Ma nuit anonyme : déflorer un puceau de 25 ans dans l’ombre

Le salon baigne dans la fumée de cigarette et les notes lancinantes d’Olé de Coltrane. Troisième verre de whisky irlandais. Xavier, 25 ans, puceau assumé, avoue se branler tous les jours. Son regard fuyant, sa gêne palpable. Je m’assois près de lui sur le sofa, mes formes généreuses pressées contre son corps longiligne. ‘Appelle-moi Anonyme ce soir’, je murmure. Pas de passé, pas de futur. Juste ça. L’instant brut. Il rougit. Nos yeux se verrouillent. Je le prends dans mes bras. Sa joue contre mon sein moelleux, à travers le tailleur blanc. Ma main caresse son dos. La sienne tremble sur ma taille. Chaleur de sa peau sous la chemise. Son souffle s’accélère. Soudain, sa queue dresse le pantalon. Énorme. Visible. Il panique. Je ris doucement, effleure sa joue. Mes lèvres sur les siennes. Premiers baisers maladroits, langues affamées qui s’enroulent. Sel de sa bouche. Je déboutonne son jean. Sa bite jaillit, veinée, gland humide. ‘T’es vigoureux’, je souffle en la caressant. Il gémit.

Je m’agenouille. Ses couilles lourdes dans ma paume. Je suce le gauche, langue virevoltante. Il tremble. Remonte sur la hampe, lente, lèvres serrées. Veines gonflées sous ma bouche. Il râle, tressaute. ‘Vas-y, jouis !’ J’empoigne, pompe la base du gland. Jets chauds sur mes doigts, lèvres, joues, cheveux. Épais, blanc, abondant. Son odeur musquée. Je ris, le branle doucement. Il halète, hagard. ‘C’est beau, un puceau qui explose comme ça.’ On s’embrasse, goût de foutre partagé. Ma chatte palpite déjà.

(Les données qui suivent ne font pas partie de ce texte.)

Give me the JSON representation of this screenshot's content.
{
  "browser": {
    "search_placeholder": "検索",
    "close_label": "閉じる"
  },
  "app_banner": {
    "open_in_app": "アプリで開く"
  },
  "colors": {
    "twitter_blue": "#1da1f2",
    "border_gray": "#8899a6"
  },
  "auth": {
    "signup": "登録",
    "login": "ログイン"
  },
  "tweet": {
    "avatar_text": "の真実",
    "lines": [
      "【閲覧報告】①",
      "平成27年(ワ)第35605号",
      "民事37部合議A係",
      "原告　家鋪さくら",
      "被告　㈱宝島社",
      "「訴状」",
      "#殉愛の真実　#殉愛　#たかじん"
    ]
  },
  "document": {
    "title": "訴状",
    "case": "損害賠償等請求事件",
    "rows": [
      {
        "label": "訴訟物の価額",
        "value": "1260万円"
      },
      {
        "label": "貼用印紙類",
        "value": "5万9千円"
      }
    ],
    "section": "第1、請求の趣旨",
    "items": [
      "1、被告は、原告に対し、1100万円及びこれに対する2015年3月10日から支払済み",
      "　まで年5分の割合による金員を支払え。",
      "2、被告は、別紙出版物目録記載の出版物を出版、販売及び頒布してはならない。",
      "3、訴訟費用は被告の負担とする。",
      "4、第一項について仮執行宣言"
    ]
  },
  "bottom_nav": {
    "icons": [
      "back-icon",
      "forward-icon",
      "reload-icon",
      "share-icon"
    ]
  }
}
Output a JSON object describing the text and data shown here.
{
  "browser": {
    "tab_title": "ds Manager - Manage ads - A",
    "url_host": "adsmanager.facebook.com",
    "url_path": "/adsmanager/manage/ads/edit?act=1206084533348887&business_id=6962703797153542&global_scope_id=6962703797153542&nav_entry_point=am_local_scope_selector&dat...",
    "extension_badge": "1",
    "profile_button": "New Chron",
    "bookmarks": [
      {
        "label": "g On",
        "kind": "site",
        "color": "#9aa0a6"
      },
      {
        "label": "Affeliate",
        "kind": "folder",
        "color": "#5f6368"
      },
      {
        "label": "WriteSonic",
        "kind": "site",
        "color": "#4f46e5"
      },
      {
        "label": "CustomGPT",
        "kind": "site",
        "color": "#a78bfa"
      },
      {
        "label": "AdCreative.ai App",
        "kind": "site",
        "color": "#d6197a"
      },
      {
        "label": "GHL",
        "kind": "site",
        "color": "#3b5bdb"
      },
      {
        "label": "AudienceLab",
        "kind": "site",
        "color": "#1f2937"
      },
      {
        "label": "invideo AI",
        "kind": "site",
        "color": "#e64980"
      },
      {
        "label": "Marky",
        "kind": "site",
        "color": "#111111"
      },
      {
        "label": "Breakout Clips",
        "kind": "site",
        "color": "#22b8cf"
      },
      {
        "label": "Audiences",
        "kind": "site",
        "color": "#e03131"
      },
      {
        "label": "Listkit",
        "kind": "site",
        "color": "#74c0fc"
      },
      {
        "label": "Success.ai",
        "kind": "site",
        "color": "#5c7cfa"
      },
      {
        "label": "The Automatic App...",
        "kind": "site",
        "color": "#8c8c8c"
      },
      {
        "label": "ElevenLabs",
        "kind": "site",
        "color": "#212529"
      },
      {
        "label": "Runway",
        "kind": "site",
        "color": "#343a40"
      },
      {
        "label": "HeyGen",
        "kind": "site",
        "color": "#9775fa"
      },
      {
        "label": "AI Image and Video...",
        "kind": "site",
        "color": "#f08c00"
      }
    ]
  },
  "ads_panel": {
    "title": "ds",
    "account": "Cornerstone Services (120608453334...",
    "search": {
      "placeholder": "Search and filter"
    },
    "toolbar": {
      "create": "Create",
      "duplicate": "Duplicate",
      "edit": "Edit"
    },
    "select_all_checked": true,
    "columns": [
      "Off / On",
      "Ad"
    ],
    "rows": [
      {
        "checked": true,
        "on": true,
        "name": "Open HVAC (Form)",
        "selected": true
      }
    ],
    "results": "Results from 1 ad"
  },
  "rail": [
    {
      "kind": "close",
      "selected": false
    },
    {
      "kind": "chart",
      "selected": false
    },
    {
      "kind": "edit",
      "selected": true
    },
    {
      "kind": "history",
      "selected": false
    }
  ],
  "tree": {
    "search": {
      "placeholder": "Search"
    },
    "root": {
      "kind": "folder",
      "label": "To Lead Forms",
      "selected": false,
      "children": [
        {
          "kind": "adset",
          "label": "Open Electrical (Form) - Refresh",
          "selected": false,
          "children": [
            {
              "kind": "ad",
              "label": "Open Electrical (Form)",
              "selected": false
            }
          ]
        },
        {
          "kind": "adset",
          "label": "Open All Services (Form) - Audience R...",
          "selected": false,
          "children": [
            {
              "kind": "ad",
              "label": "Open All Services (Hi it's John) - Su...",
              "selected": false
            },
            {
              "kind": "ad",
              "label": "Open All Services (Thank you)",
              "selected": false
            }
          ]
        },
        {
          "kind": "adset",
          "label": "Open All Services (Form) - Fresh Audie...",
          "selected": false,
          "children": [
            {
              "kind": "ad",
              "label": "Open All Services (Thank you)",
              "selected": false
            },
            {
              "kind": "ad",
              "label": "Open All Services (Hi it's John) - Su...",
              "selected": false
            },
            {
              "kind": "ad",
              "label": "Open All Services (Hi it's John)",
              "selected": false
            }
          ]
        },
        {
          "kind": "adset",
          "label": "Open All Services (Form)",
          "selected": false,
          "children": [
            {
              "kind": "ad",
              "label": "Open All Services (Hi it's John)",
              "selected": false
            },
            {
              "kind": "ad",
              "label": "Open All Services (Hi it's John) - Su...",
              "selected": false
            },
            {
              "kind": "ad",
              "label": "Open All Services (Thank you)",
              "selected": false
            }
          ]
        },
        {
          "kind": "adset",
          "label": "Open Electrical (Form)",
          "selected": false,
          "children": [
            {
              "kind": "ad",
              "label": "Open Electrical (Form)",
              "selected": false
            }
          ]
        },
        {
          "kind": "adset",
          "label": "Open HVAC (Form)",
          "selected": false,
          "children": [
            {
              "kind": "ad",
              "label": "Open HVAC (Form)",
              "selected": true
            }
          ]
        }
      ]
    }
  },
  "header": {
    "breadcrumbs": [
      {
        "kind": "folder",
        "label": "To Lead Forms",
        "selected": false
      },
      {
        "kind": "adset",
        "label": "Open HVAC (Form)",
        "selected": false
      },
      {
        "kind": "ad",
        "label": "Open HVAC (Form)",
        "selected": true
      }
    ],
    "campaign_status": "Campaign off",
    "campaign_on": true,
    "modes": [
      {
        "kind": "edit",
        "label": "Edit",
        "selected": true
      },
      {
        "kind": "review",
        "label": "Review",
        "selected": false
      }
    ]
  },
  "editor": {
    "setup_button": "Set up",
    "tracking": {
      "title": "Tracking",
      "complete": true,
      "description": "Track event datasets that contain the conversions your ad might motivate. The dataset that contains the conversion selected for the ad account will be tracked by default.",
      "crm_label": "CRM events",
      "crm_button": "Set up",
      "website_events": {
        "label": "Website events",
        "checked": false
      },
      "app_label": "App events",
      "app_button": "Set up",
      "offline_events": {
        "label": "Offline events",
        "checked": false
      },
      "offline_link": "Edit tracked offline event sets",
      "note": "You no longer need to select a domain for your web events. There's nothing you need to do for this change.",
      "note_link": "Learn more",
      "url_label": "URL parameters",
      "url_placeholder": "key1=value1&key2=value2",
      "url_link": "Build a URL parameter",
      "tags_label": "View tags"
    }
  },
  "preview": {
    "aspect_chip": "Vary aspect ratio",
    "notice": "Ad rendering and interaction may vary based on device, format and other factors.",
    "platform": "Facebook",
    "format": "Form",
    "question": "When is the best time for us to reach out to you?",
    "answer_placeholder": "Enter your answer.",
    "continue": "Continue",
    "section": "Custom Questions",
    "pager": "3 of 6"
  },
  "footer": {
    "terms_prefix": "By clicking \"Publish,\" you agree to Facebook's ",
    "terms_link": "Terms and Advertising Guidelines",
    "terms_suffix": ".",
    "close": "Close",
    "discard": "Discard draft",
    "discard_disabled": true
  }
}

L’approche dans le salon enfumé

‘Déshabille-moi.’ Tailleur arraché. Soutien-gorge dentelle. Seins lourds, tétons bruns durs. Ventre rond. Jean ôté, culotte trempée. Toison noire. Il lèche mes seins, aspire les tétons. Frissons électriques. Odeur de ma mouille monte, piquante, sucrée. Sa langue sur mon ventre. Puis mes doigts dans ma fente. Il les lèche, avide. ‘Lèche-moi.’ Sur le sofa, cuisses écartées. Nez dans sa raie. Mon trou du cul contre sa bouche. Langue qui fouille, poivrée. Il enfonce un doigt, puis deux. Bruits humides, succions. Je cambre. ‘Baise-moi le cul, puceau.’ Lubrifiant froid. Capote. À plat-ventre, croupe offerte. Gland qui force. Serré, chaud. ‘Pousse !’ Il s’enfonce, lent. Sphincters qui cèdent. Plein. Va-et-vient. Peau claquette. ‘Oh putain, fourre-moi ta grosse bite !’ Sueur coule. Odeur de cul, sueur, mouille. Il accélère. Cris rauques. Doigts sur mon clito. Explosion. Son sperme pulse dans la capote. On jouit ensemble. Corps en feu.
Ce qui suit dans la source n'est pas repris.